A group of young people from the Selly Park/Stirchley area have started Birmingham Bike Foundry, a worker co-op with the aim of bringing the health, environmental and transport benefits of cycling to more people. They are all keen cyclists, who hope to bring elements of vibrant bicycle cultures from other major cities like London and Manchester to Birmingham, while creating engagement in their community and worthwhile employment for themselves.
Birmingham Bike Foundry runs as a not-for-profit, worker controlled co-operative with two main strands of activity. Firstly, they take on donated, unwanted bikes and refurbish them for resale. This means fewer bikes going to waste and more affordable two-wheelers available to the general public. If you have any bikes or parts going to waste in the shed, don’t bin them: let Birmingham Bike Foundry give them a new lease of life. City dumps encourage discarding of bicycles – the sign which identifies the metal bin at one of our waste centres actually has an image of a bike on it. However, most bikes can get out on the road again in no time with a bit of attention from a skilled mechanic. This is far more environmentally friendly than being melted down or, even worse, ending up as landfill.
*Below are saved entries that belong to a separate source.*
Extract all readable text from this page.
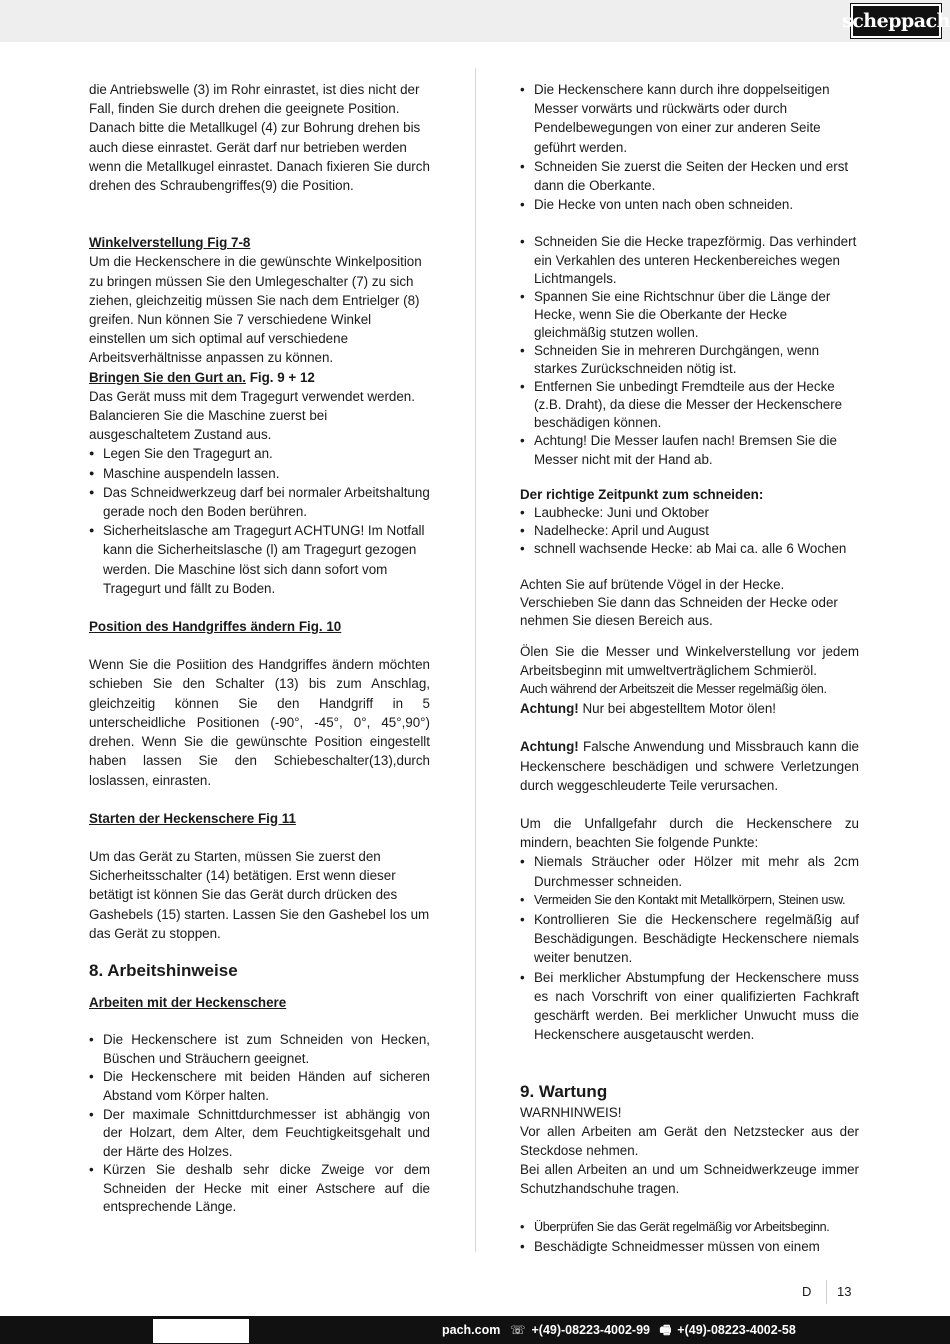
scheppach

die Antriebswelle (3) im Rohr einrastet, ist dies nicht der Fall, finden Sie durch drehen die geeignete Position. Danach bitte die Metallkugel (4) zur Bohrung drehen bis auch diese einrastet. Gerät darf nur betrieben werden wenn die Metallkugel einrastet. Danach fixieren Sie durch drehen des Schraubengriffes(9) die Position.

Winkelverstellung Fig 7-8

Um die Heckenschere in die gewünschte Winkelposition zu bringen müssen Sie den Umlegeschalter (7) zu sich ziehen, gleichzeitig müssen Sie nach dem Entrielger (8) greifen. Nun können Sie 7 verschiedene Winkel einstellen um sich optimal auf verschiedene Arbeitsverhältnisse anpassen zu können.

Bringen Sie den Gurt an. Fig. 9 + 12

Das Gerät muss mit dem Tragegurt verwendet werden. Balancieren Sie die Maschine zuerst bei ausgeschaltetem Zustand aus.

● Legen Sie den Tragegurt an.
● Maschine auspendeln lassen.
● Das Schneidwerkzeug darf bei normaler Arbeitshaltung gerade noch den Boden berühren.
● Sicherheitslasche am Tragegurt ACHTUNG! Im Notfall kann die Sicherheitslasche (l) am Tragegurt gezogen werden. Die Maschine löst sich dann sofort vom Tragegurt und fällt zu Boden.

Position des Handgriffes ändern Fig. 10

Wenn Sie die Posiition des Handgriffes ändern möchten schieben Sie den Schalter (13) bis zum Anschlag, gleichzeitig können Sie den Handgriff in 5 unterscheidliche Positionen (-90°, -45°, 0°, 45°,90°) drehen. Wenn Sie die gewünschte Position eingestellt haben lassen Sie den Schiebeschalter(13),durch loslassen, einrasten.

Starten der Heckenschere Fig 11

Um das Gerät zu Starten, müssen Sie zuerst den Sicherheitsschalter (14) betätigen. Erst wenn dieser betätigt ist können Sie das Gerät durch drücken des Gashebels (15) starten. Lassen Sie den Gashebel los um das Gerät zu stoppen.

8. Arbeitshinweise

Arbeiten mit der Heckenschere

• Die Heckenschere ist zum Schneiden von Hecken, Büschen und Sträuchern geeignet.
• Die Heckenschere mit beiden Händen auf sicheren Abstand vom Körper halten.
• Der maximale Schnittdurchmesser ist abhängig von der Holzart, dem Alter, dem Feuchtigkeitsgehalt und der Härte des Holzes.
• Kürzen Sie deshalb sehr dicke Zweige vor dem Schneiden der Hecke mit einer Astschere auf die entsprechende Länge.
• Die Heckenschere kann durch ihre doppelseitigen Messer vorwärts und rückwärts oder durch Pendelbewegungen von einer zur anderen Seite geführt werden.
• Schneiden Sie zuerst die Seiten der Hecken und erst dann die Oberkante.
• Die Hecke von unten nach oben schneiden.
• Schneiden Sie die Hecke trapezförmig. Das verhindert ein Verkahlen des unteren Heckenbereiches wegen Lichtmangels.
• Spannen Sie eine Richtschnur über die Länge der Hecke, wenn Sie die Oberkante der Hecke gleichmäßig stutzen wollen.
• Schneiden Sie in mehreren Durchgängen, wenn starkes Zurückschneiden nötig ist.
• Entfernen Sie unbedingt Fremdteile aus der Hecke (z.B. Draht), da diese die Messer der Heckenschere beschädigen können.
• Achtung! Die Messer laufen nach! Bremsen Sie die Messer nicht mit der Hand ab.

Der richtige Zeitpunkt zum schneiden:

• Laubhecke: Juni und Oktober
• Nadelhecke: April und August
• schnell wachsende Hecke: ab Mai ca. alle 6 Wochen

Achten Sie auf brütende Vögel in der Hecke. Verschieben Sie dann das Schneiden der Hecke oder nehmen Sie diesen Bereich aus.

Ölen Sie die Messer und Winkelverstellung vor jedem Arbeitsbeginn mit umweltverträglichem Schmieröl.

Auch während der Arbeitszeit die Messer regelmäßig ölen.

Achtung! Nur bei abgestelltem Motor ölen!

Achtung! Falsche Anwendung und Missbrauch kann die Heckenschere beschädigen und schwere Verletzungen durch weggeschleuderte Teile verursachen.

Um die Unfallgefahr durch die Heckenschere zu mindern, beachten Sie folgende Punkte:

• Niemals Sträucher oder Hölzer mit mehr als 2cm Durchmesser schneiden.
• Vermeiden Sie den Kontakt mit Metallkörpern, Steinen usw.
• Kontrollieren Sie die Heckenschere regelmäßig auf Beschädigungen. Beschädigte Heckenschere niemals weiter benutzen.
• Bei merklicher Abstumpfung der Heckenschere muss es nach Vorschrift von einer qualifizierten Fachkraft geschärft werden. Bei merklicher Unwucht muss die Heckenschere ausgetauscht werden.

9. Wartung

WARNHINWEIS!

Vor allen Arbeiten am Gerät den Netzstecker aus der Steckdose nehmen.

Bei allen Arbeiten an und um Schneidwerkzeuge immer Schutzhandschuhe tragen.

• Überprüfen Sie das Gerät regelmäßig vor Arbeitsbeginn.
• Beschädigte Schneidmesser müssen von einem
D 13
pach.com ☏ +(49)-08223-4002-99 🖷 +(49)-08223-4002-58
The second strand of Birmingham Bike Foundry’s work is training. Their aim is to create more confident cyclists who are not stranded by basic technical faults, so they offer courses at all levels in both cycling skills and mechanics. Classes vary from beginners’ basics to more advanced skills like wheel building. Their trained staff are evenly split between genders and in an effort to support female cyclists – who are fewer in number and statistically more at risk on the roads than male riders – they offer women only classes and rides.